Ein Teil von ihm schätzte ihre Bewaffnung, ihre Aufmerksamkeit und die Art ihrer Bewegungen ein und überlegte im nächsten Schritt, wie er sie am schnellsten und mit dem geringsten Risiko ausschalten konnte. Er erschrak vor sich selbst, aber der Gedanke blieb. Als die Männer hereingekommen waren, hatte er eine deutliche Anspannung verspürt, die nun verflogen war, weil er begriffen hatte, das sie für ihn keine Gefahr darstellten. Etwas war mit ihm geschehen. Er wußte nicht, was, aber es machte ihm Angst. Draußen auf dem Gang warteten vier weitere Männer auf ihn, die sich zu einer schweigenden, aber sehr nervösen Eskorte formierten. Andrej drehte sich nicht einmal zu ihnen herum, aber er spürte die Armbrustbolzen, die auf seinen Rücken gerichtet waren. Anders als gestern schien Burg Waichs nun voller Leben zu sein.
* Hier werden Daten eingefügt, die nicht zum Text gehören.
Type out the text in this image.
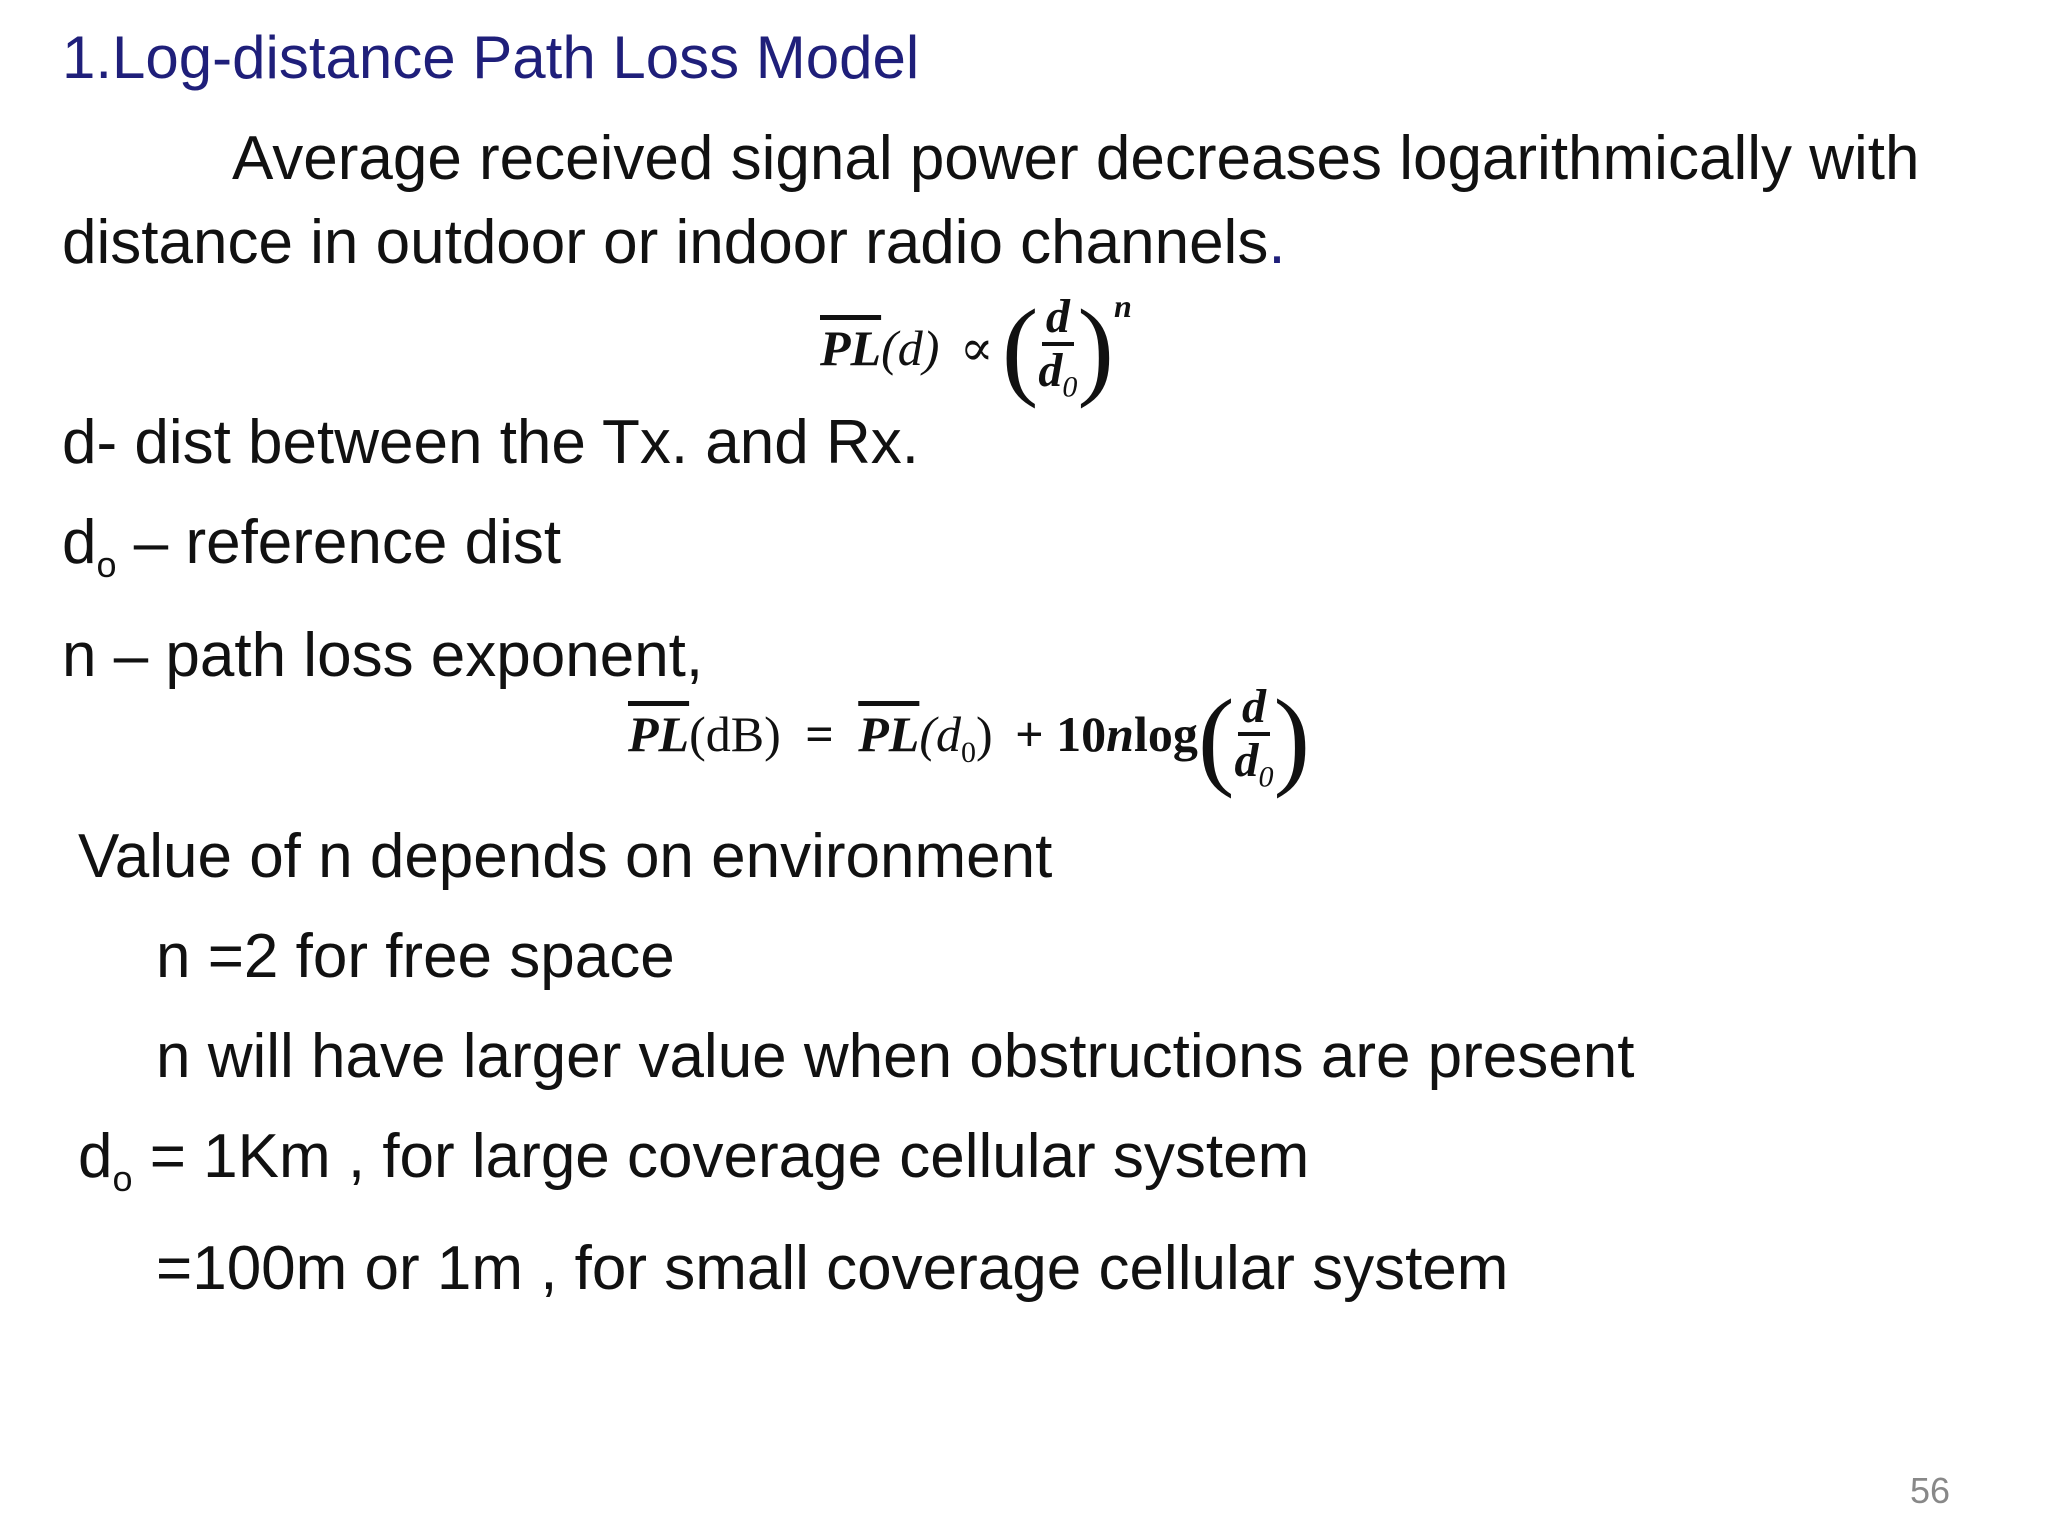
1.Log-distance Path Loss Model
Average received signal power decreases logarithmically with
distance in outdoor or indoor radio channels.
$\overline{PL}(d)$ ∝( $\frac{d}{d_0} )^n$
d- dist between the Tx. and Rx.
$d_o$ – reference dist
n – path loss exponent,
$\overline{PL}(dB) = \overline{PL}(d_0) + 10nlog( \frac{d}{d_0}$ )
Value of n depends on environment
n =2 for free space
n will have larger value when obstructions are present
$d_o = 1Km$ , for large coverage cellular system
=100m or 1m , for small coverage cellular system
56
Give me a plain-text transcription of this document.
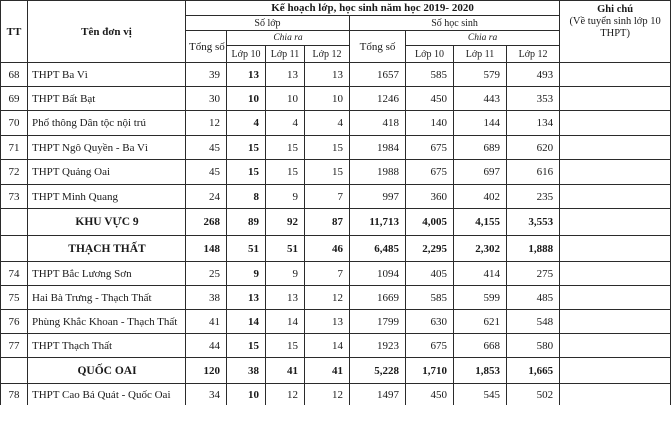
TT	Tên đơn vị	Kế hoạch lớp, học sinh năm học 2019- 2020								Ghi chú
(Về tuyển sinh lớp 10 THPT)

		Số lớp				Số học sinh				
		Tổng số	Chia ra			Tổng số	Chia ra			
			Lớp 10	Lớp 11	Lớp 12		Lớp 10	Lớp 11	Lớp 12	
68	THPT Ba Vì	39	13	13	13	1657	585	579	493	
69	THPT Bất Bạt	30	10	10	10	1246	450	443	353	
70	Phổ thông Dân tộc nội trú	12	4	4	4	418	140	144	134	
71	THPT Ngô Quyền - Ba Vì	45	15	15	15	1984	675	689	620	
72	THPT Quảng Oai	45	15	15	15	1988	675	697	616	
73	THPT Minh Quang	24	8	9	7	997	360	402	235	
	KHU VỰC 9	268	89	92	87	11,713	4,005	4,155	3,553	
	THẠCH THẤT	148	51	51	46	6,485	2,295	2,302	1,888	
74	THPT Bắc Lương Sơn	25	9	9	7	1094	405	414	275	
75	Hai Bà Trưng - Thạch Thất	38	13	13	12	1669	585	599	485	
76	Phùng Khắc Khoan - Thạch Thất	41	14	14	13	1799	630	621	548	
77	THPT Thạch Thất	44	15	15	14	1923	675	668	580	
	QUỐC OAI	120	38	41	41	5,228	1,710	1,853	1,665	
78	THPT Cao Bá Quát - Quốc Oai	34	10	12	12	1497	450	545	502	
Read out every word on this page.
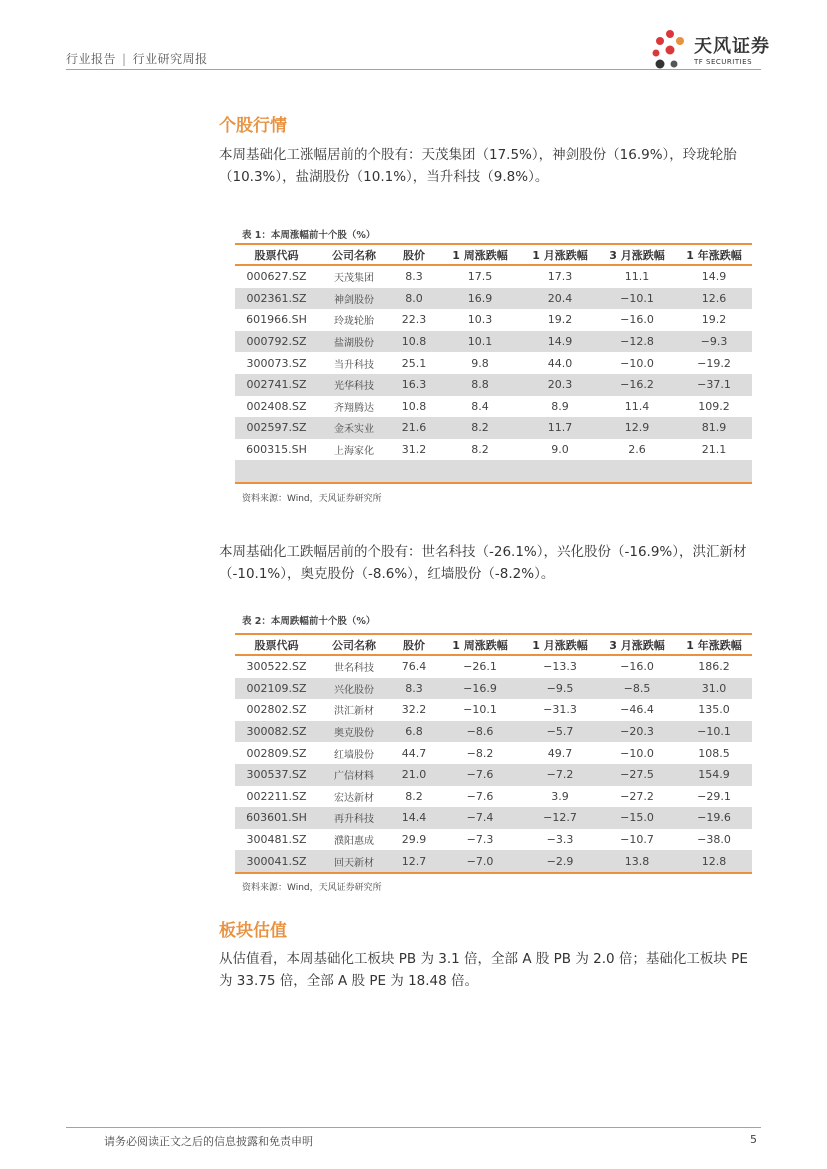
行业报告 | 行业研究周报
天风证券
TF SECURITIES
个股行情
本周基础化工涨幅居前的个股有：天茂集团（17.5%），神剑股份（16.9%），玲珑轮胎（10.3%），盐湖股份（10.1%），当升科技（9.8%）。
表 1：本周涨幅前十个股（%）
股票代码	公司名称	股价	1 周涨跌幅	1 月涨跌幅	3 月涨跌幅	1 年涨跌幅
000627.SZ	天茂集团	8.3	17.5	17.3	11.1	14.9
002361.SZ	神剑股份	8.0	16.9	20.4	−10.1	12.6
601966.SH	玲珑轮胎	22.3	10.3	19.2	−16.0	19.2
000792.SZ	盐湖股份	10.8	10.1	14.9	−12.8	−9.3
300073.SZ	当升科技	25.1	9.8	44.0	−10.0	−19.2
002741.SZ	光华科技	16.3	8.8	20.3	−16.2	−37.1
002408.SZ	齐翔腾达	10.8	8.4	8.9	11.4	109.2
002597.SZ	金禾实业	21.6	8.2	11.7	12.9	81.9
600315.SH	上海家化	31.2	8.2	9.0	2.6	21.1

资料来源：Wind，天风证券研究所
本周基础化工跌幅居前的个股有：世名科技（-26.1%），兴化股份（-16.9%），洪汇新材（-10.1%），奥克股份（-8.6%），红墙股份（-8.2%）。
表 2：本周跌幅前十个股（%）
股票代码	公司名称	股价	1 周涨跌幅	1 月涨跌幅	3 月涨跌幅	1 年涨跌幅
300522.SZ	世名科技	76.4	−26.1	−13.3	−16.0	186.2
002109.SZ	兴化股份	8.3	−16.9	−9.5	−8.5	31.0
002802.SZ	洪汇新材	32.2	−10.1	−31.3	−46.4	135.0
300082.SZ	奥克股份	6.8	−8.6	−5.7	−20.3	−10.1
002809.SZ	红墙股份	44.7	−8.2	49.7	−10.0	108.5
300537.SZ	广信材料	21.0	−7.6	−7.2	−27.5	154.9
002211.SZ	宏达新材	8.2	−7.6	3.9	−27.2	−29.1
603601.SH	再升科技	14.4	−7.4	−12.7	−15.0	−19.6
300481.SZ	濮阳惠成	29.9	−7.3	−3.3	−10.7	−38.0
300041.SZ	回天新材	12.7	−7.0	−2.9	13.8	12.8
资料来源：Wind，天风证券研究所
板块估值
从估值看，本周基础化工板块 PB 为 3.1 倍，全部 A 股 PB 为 2.0 倍；基础化工板块 PE 为 33.75 倍，全部 A 股 PE 为 18.48 倍。
请务必阅读正文之后的信息披露和免责申明	5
Aus der kalten, dunklen Gruft, in der jeder Schritt unheimlich widerhallte, war ein lauter, lärmender Ort geworden, der von Menschen nur so wimmelte und schon fast beengt schien. Zahlreiche Männer - größtenteils, aber nicht ausschließlich Soldaten - kamen ihnen entgegen. Auch der Hof war voller Menschen. In der Nähe des Tors war ein mehr als mannshoher Stapel mit Kriegsgerät und Beutegut aufgebaut, und auf den Zinnen flatterten neben Tepeschs schwarzroter Drachenfahne die erbeuteten Wimpel von Selics zerschlagenem Heer im Wind. Seine Begleiter stießen ihn grob auf den Hof hinaus und signalisierten ihm, stehen zu bleiben und sich nicht von der Stelle zu rühren.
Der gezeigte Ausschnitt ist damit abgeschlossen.